TLR4, MyD88, and TNF-α Expression in the Lungs of Akkaraman and Romanov Lambs in Response to LPS and LTA.

Toll-like receptors are involved in the recognition of bacterial toxins, which cause infection in the respiratory system. This study aimed to evaluate microanatomical and histological alterations in the lungs of 24 healthy Akkaraman and Romanov lambs after the administration of lipoteichoic acid (LTA), lipopolysaccharide (LPS), and LTA + LPS and investigate the gene, protein, and immune expression levels of TLR4, MyD88, and TNF-α molecules, known to have immune functions. Microanatomical examinations showed thickened peribronchial and alveolar walls in the lungs of groups LTA, LPS, and LTA + LPS of both breeds due to immune cell infiltration. TLR4, MyD88, and TNF-α immunoexpressions were positive to varying degrees in the cytoplasm and nucleus of the bronchial and bronchiolar luminal epithelial cells, alveolar epithelial cells, and alveolar macrophages. TLR4 and TNF-α protein expressions were statistically different in the LPS-treated Romanov lambs, compared to the other groups. Among the Akkaraman lambs, TLR4 gene expression was significantly higher in group LPS, and among the Romanov lambs, TLR4, MyD88, and TNF-α gene expressions were significantly higher in group LTA + LPS. Therefore, TLR4, MyD88, and TNF-α molecules, involved in the immune response, were found to be expressed at different levels against LTA and LPS in the lungs of two different sheep breeds.

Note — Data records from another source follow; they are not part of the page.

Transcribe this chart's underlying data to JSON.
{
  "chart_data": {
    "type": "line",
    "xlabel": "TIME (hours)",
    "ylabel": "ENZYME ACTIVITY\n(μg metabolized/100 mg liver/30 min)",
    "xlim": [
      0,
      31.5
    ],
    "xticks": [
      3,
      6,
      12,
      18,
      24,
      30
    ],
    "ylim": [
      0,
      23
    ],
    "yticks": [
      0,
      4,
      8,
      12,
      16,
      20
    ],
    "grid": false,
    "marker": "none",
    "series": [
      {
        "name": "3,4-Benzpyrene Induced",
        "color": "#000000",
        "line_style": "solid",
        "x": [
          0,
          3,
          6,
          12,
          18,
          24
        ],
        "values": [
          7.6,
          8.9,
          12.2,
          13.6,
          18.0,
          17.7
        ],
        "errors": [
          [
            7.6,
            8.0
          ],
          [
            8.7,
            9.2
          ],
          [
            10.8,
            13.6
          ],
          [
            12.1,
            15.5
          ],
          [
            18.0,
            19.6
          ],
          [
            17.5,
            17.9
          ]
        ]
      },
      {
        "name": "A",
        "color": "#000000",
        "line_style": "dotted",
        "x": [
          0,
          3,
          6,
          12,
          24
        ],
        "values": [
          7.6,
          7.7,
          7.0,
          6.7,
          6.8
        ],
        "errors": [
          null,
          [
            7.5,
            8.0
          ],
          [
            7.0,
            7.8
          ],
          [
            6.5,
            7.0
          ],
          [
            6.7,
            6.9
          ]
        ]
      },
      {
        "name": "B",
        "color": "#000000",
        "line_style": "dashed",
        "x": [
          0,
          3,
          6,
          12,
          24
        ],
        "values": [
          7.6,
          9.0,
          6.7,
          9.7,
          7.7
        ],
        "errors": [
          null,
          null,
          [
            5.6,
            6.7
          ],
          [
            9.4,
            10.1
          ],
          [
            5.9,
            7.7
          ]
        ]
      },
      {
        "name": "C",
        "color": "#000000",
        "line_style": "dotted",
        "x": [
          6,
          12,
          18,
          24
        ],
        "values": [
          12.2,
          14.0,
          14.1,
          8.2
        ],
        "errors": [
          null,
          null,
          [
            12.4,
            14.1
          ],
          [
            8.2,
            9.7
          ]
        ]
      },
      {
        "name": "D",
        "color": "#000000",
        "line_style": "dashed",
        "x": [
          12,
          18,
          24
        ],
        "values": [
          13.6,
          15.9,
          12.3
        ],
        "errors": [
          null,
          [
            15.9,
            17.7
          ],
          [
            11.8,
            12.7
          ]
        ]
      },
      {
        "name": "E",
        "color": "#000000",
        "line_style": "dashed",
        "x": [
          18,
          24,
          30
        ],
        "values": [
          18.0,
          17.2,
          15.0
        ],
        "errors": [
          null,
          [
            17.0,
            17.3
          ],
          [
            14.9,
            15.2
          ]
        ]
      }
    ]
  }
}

LPS- and LTA-Induced Expression of TLR4, MyD88, and TNF-α in Lymph Nodes of the Akkaraman and Romanov Lambs.

Toll-like receptor (TLR)-mediated inflammatory processes play a critical role in the innate immune response during the initial interaction between the infecting microorganism and immune cells. This study aimed to investigate the possible microanatomical and histological differences in mandibular and bronchial lymph nodes in Akkaraman and Romanov lambs induced by lipopolysaccharide (LPS) and lipoteichoic acid (LTA) and study the gene, protein, and immunoexpression levels of TLR4, myeloid differentiation factor 88 (MyD88), and tumor necrosis factor-α (TNF-α) that are involved in the immune system. Microanatomical examinations demonstrated more intense lymphocyte infiltration in the bronchial lymph nodes of Akkaraman lambs in the LPS and LTA groups compared to Romanov lambs. TLR4, MyD88, and TNF-α immunoreactivities were more intense in the experimental groups of both breeds. Expression levels of MyD88 and TNF-α genes in the bronchial lymph node of Akkaraman lambs were found to increase statistically significantly in the LTA group. TLR4 gene expression level in the mandibular lymph node was found to be statistically significantly higher in the LTA + LPS group. In conclusion, dynamic changes in the immune cell populations involved in response to antigens such as LTA and LPS in the lymph nodes of both breeds can be associated with the difference in the expression level of the TLR4/MyD88/TNF-α genes.

Effect of LPS and LTA stimulation on the expression of TLR-pathway genes in PBMCs of Akkaraman lambs in vivo.

This is the first study investigating the changes in some gene expressions related to the TLR pathway in vivo in sheep. Lipopolysaccharide (LPS) and lipoteichoic acid (LTA) molecules were administrated separately and in combination to the Akkaraman lambs via intranasal route. For this purpose, 28 lambs were distributed into four groups (LPS, LTA, LPS + LTA, and control, n = 7). Blood samples were collected to isolate the peripheral blood mononuclear cells (PBMCs) at 24 h and on day 7. Expression levels of TLR2, TLR4, MyD88, TRAF6, TNF-α, IL-1ß, IL-6, IL-10, NF-κß, and IFN-γ genes were determined by qRT-PCR. Increases were determined in the expression data of TLR2 [LPS (P < 0.05) and LTA + LPS (P < 0.01)], TLR4 [LTA + LPS (P < 0.05)], TNF-α, IL-10 [LTA + LPS (P < 0.05)], and IFN-γ genes in all groups in the mRNA expression analysis of PBMCs isolated at 24 h whereas decreases were determined in the expression levels of these genes on day 7. The combination of LPS + LTA stimulated lamb PBMCs more effectively than separate administration of LPS and LTA at 24 h. Therefore, this article may contribute to the understanding the host-pathogen interaction of respiratory-transmitted bacterial diseases concerning PBMCs at 24 h and on day 7. Also this study may contribute to the dose adjustment for bacterial vaccine studies in sheep. Experimental application doses will be helpful for in vivo and in vitro drug and vaccine development studies in the fields of pharmacology and microbiology.